Of the eight banks, Sonali had the highest amount of default loans at the end of March: Tk 14,305 crore.
It was followed by Janata and Agrani: Tk 9,702 crore and Tk 5,676 crore respectively. Rupali came in next with its default loans amounting to Tk 4,603 crore.
Mohammad Shams-Ul Islam, managing director of Agrani Bank, told The Daily Star that the bank would take up a recovery programme after Eid-ul-Fitr.
“We are now sitting with the defaulters one-on-one to recover the bad loans. We will give more importance to recovering the loans from defaulters with political connections ahead of the national election.”
The defaulters will have to repay the money if they want to contest in the election, Islam added.

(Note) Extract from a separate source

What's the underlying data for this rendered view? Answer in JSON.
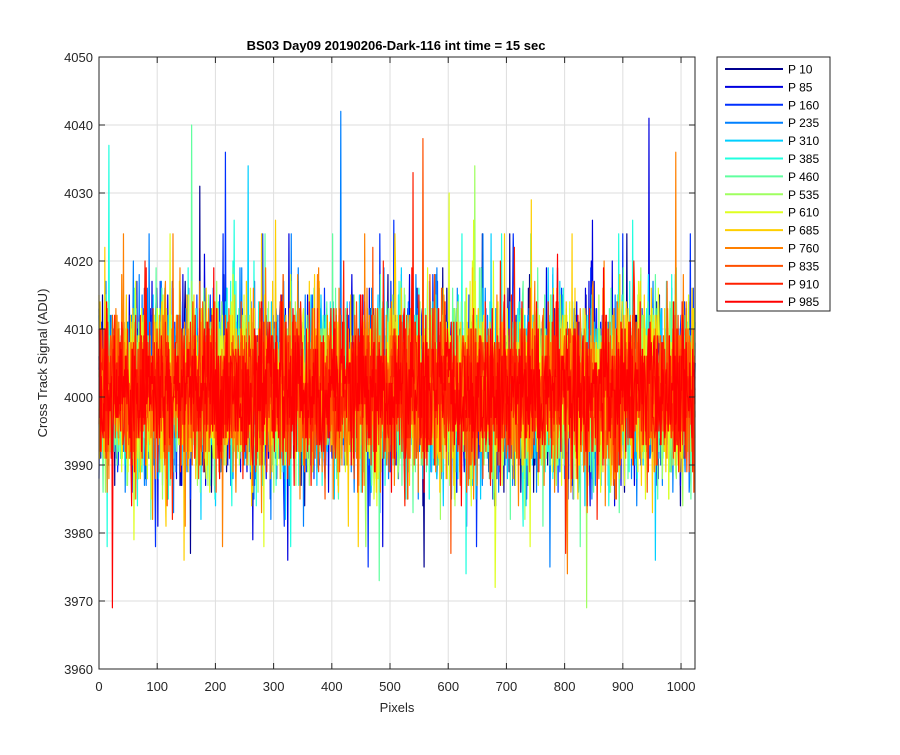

Default loans in any bank usually increase in the first quarter of a year as banks show a relaxed attitude during the period, said Mohammad Ataur Rahman Prodhan, managing director of Rupali Bank.
“None of the loans sanctioned last year has become default. But, we will take a strong initiative to recover the aged non-performing loans to strengthen our financial health,” he added.